For the meringue frosting:
175g caster sugar
3 large egg whites
Edible silver lustre, to decorate

Method:
1. Preheat the oven to 180C, fan 160C, gas 4. Grease and line the bases of 2 x 20cm round cake tins. Put the butter, sugar and vanilla in a large bowl. Using an electric whisk, beat until light and fluffy. Gradually add the eggs, beating well after each addition.
2. Sift in the flour and baking powder, then add the coconut, soured cream and lime zest. Use a metal spoon to fold everything in.

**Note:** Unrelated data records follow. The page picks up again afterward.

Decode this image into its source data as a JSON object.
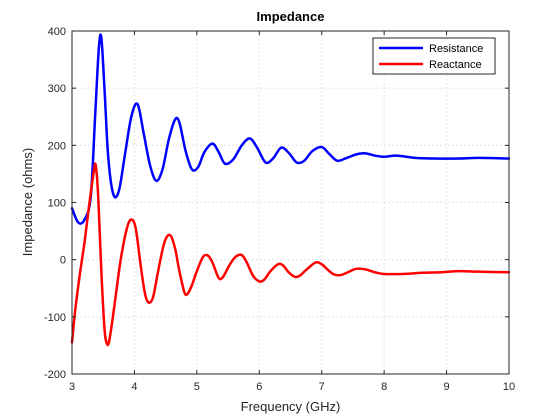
{
  "chart_data": {
    "type": "line",
    "title": "Impedance",
    "xlabel": "Frequency (GHz)",
    "ylabel": "Impedance (ohms)",
    "xlim": [
      3,
      10
    ],
    "ylim": [
      -200,
      400
    ],
    "xticks": [
      3,
      4,
      5,
      6,
      7,
      8,
      9,
      10
    ],
    "yticks": [
      -200,
      -100,
      0,
      100,
      200,
      300,
      400
    ],
    "grid": true,
    "legend_position": "top-right",
    "series": [
      {
        "name": "Resistance",
        "color": "#0000ff",
        "points": [
          [
            3.0,
            90
          ],
          [
            3.1,
            65
          ],
          [
            3.2,
            70
          ],
          [
            3.3,
            110
          ],
          [
            3.37,
            250
          ],
          [
            3.43,
            370
          ],
          [
            3.47,
            388
          ],
          [
            3.52,
            300
          ],
          [
            3.58,
            180
          ],
          [
            3.66,
            115
          ],
          [
            3.75,
            120
          ],
          [
            3.85,
            185
          ],
          [
            3.95,
            250
          ],
          [
            4.05,
            272
          ],
          [
            4.15,
            220
          ],
          [
            4.25,
            165
          ],
          [
            4.35,
            138
          ],
          [
            4.45,
            158
          ],
          [
            4.55,
            210
          ],
          [
            4.65,
            245
          ],
          [
            4.72,
            240
          ],
          [
            4.82,
            190
          ],
          [
            4.92,
            158
          ],
          [
            5.02,
            162
          ],
          [
            5.12,
            188
          ],
          [
            5.25,
            203
          ],
          [
            5.35,
            188
          ],
          [
            5.45,
            168
          ],
          [
            5.58,
            175
          ],
          [
            5.72,
            200
          ],
          [
            5.85,
            212
          ],
          [
            5.97,
            195
          ],
          [
            6.1,
            170
          ],
          [
            6.22,
            177
          ],
          [
            6.35,
            196
          ],
          [
            6.47,
            187
          ],
          [
            6.6,
            170
          ],
          [
            6.72,
            173
          ],
          [
            6.85,
            190
          ],
          [
            7.0,
            197
          ],
          [
            7.12,
            185
          ],
          [
            7.25,
            173
          ],
          [
            7.4,
            178
          ],
          [
            7.55,
            184
          ],
          [
            7.7,
            186
          ],
          [
            7.85,
            182
          ],
          [
            8.0,
            180
          ],
          [
            8.2,
            182
          ],
          [
            8.5,
            178
          ],
          [
            8.8,
            177
          ],
          [
            9.2,
            177
          ],
          [
            9.5,
            178
          ],
          [
            10.0,
            177
          ]
        ]
      },
      {
        "name": "Reactance",
        "color": "#ff0000",
        "points": [
          [
            3.0,
            -145
          ],
          [
            3.05,
            -90
          ],
          [
            3.12,
            -30
          ],
          [
            3.2,
            30
          ],
          [
            3.28,
            100
          ],
          [
            3.35,
            155
          ],
          [
            3.38,
            165
          ],
          [
            3.42,
            110
          ],
          [
            3.47,
            -20
          ],
          [
            3.52,
            -120
          ],
          [
            3.56,
            -147
          ],
          [
            3.6,
            -140
          ],
          [
            3.68,
            -80
          ],
          [
            3.78,
            0
          ],
          [
            3.88,
            55
          ],
          [
            3.95,
            70
          ],
          [
            4.02,
            55
          ],
          [
            4.1,
            -10
          ],
          [
            4.17,
            -60
          ],
          [
            4.23,
            -75
          ],
          [
            4.3,
            -65
          ],
          [
            4.38,
            -20
          ],
          [
            4.48,
            30
          ],
          [
            4.57,
            43
          ],
          [
            4.65,
            20
          ],
          [
            4.72,
            -20
          ],
          [
            4.8,
            -57
          ],
          [
            4.85,
            -60
          ],
          [
            4.92,
            -45
          ],
          [
            5.0,
            -20
          ],
          [
            5.1,
            5
          ],
          [
            5.18,
            7
          ],
          [
            5.25,
            -5
          ],
          [
            5.35,
            -32
          ],
          [
            5.42,
            -30
          ],
          [
            5.52,
            -10
          ],
          [
            5.62,
            5
          ],
          [
            5.72,
            8
          ],
          [
            5.8,
            -5
          ],
          [
            5.9,
            -28
          ],
          [
            6.0,
            -38
          ],
          [
            6.08,
            -35
          ],
          [
            6.18,
            -20
          ],
          [
            6.3,
            -8
          ],
          [
            6.38,
            -10
          ],
          [
            6.47,
            -22
          ],
          [
            6.57,
            -30
          ],
          [
            6.65,
            -28
          ],
          [
            6.75,
            -18
          ],
          [
            6.9,
            -5
          ],
          [
            7.0,
            -8
          ],
          [
            7.1,
            -18
          ],
          [
            7.2,
            -26
          ],
          [
            7.3,
            -27
          ],
          [
            7.42,
            -22
          ],
          [
            7.55,
            -16
          ],
          [
            7.7,
            -17
          ],
          [
            7.85,
            -22
          ],
          [
            8.0,
            -25
          ],
          [
            8.3,
            -25
          ],
          [
            8.6,
            -23
          ],
          [
            8.9,
            -22
          ],
          [
            9.2,
            -20
          ],
          [
            9.5,
            -21
          ],
          [
            10.0,
            -22
          ]
        ]
      }
    ]
  }
}
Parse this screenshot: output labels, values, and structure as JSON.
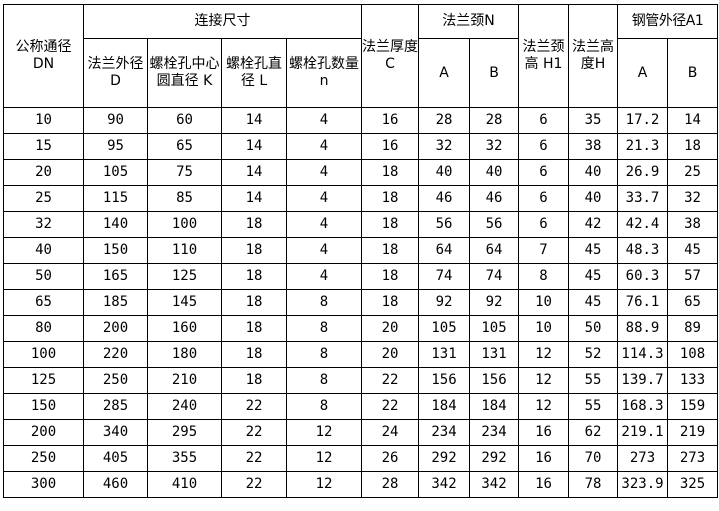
{
  "header": {
    "dn": "公称通径 DN",
    "connection": "连接尺寸",
    "D": "法兰外径 D",
    "K": "螺栓孔中心圆直径 K",
    "L": "螺栓孔直径 L",
    "n": "螺栓孔数量 n",
    "C": "法兰厚度 C",
    "N": "法兰颈N",
    "N_A": "A",
    "N_B": "B",
    "H1": "法兰颈高 H1",
    "H": "法兰高度H",
    "A1": "钢管外径A1",
    "A1_A": "A",
    "A1_B": "B"
  },
  "rows": [
    [
      "10",
      "90",
      "60",
      "14",
      "4",
      "16",
      "28",
      "28",
      "6",
      "35",
      "17.2",
      "14"
    ],
    [
      "15",
      "95",
      "65",
      "14",
      "4",
      "16",
      "32",
      "32",
      "6",
      "38",
      "21.3",
      "18"
    ],
    [
      "20",
      "105",
      "75",
      "14",
      "4",
      "18",
      "40",
      "40",
      "6",
      "40",
      "26.9",
      "25"
    ],
    [
      "25",
      "115",
      "85",
      "14",
      "4",
      "18",
      "46",
      "46",
      "6",
      "40",
      "33.7",
      "32"
    ],
    [
      "32",
      "140",
      "100",
      "18",
      "4",
      "18",
      "56",
      "56",
      "6",
      "42",
      "42.4",
      "38"
    ],
    [
      "40",
      "150",
      "110",
      "18",
      "4",
      "18",
      "64",
      "64",
      "7",
      "45",
      "48.3",
      "45"
    ],
    [
      "50",
      "165",
      "125",
      "18",
      "4",
      "18",
      "74",
      "74",
      "8",
      "45",
      "60.3",
      "57"
    ],
    [
      "65",
      "185",
      "145",
      "18",
      "8",
      "18",
      "92",
      "92",
      "10",
      "45",
      "76.1",
      "65"
    ],
    [
      "80",
      "200",
      "160",
      "18",
      "8",
      "20",
      "105",
      "105",
      "10",
      "50",
      "88.9",
      "89"
    ],
    [
      "100",
      "220",
      "180",
      "18",
      "8",
      "20",
      "131",
      "131",
      "12",
      "52",
      "114.3",
      "108"
    ],
    [
      "125",
      "250",
      "210",
      "18",
      "8",
      "22",
      "156",
      "156",
      "12",
      "55",
      "139.7",
      "133"
    ],
    [
      "150",
      "285",
      "240",
      "22",
      "8",
      "22",
      "184",
      "184",
      "12",
      "55",
      "168.3",
      "159"
    ],
    [
      "200",
      "340",
      "295",
      "22",
      "12",
      "24",
      "234",
      "234",
      "16",
      "62",
      "219.1",
      "219"
    ],
    [
      "250",
      "405",
      "355",
      "22",
      "12",
      "26",
      "292",
      "292",
      "16",
      "70",
      "273",
      "273"
    ],
    [
      "300",
      "460",
      "410",
      "22",
      "12",
      "28",
      "342",
      "342",
      "16",
      "78",
      "323.9",
      "325"
    ]
  ]
}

3. Divide the mixture between the prepared tins and level the surfaces. Bake for 20-25 minutes until risen, golden and just firm to the touch. Cool for 5 minutes, then turn out onto a wire rack to cool completely.
4. Make the frosting: put the sugar, egg whites and 1 tbsp water into a large heatproof bowl set over a pan of simmering water – the bottom should not touch the water. Whisk using an electric hand-held whisk until thickened. Remove from the heat and keep whisking for 2-3 minutes until firm and glossy.
5. Spread 3 tbsp of frosting over the top of one cake, and pout two-thirds of the raspberries on top of the frosting. Top with the other cake and cover with the remaining frosting. Decorate with the remaining berries and a sprinkling of silver lustre.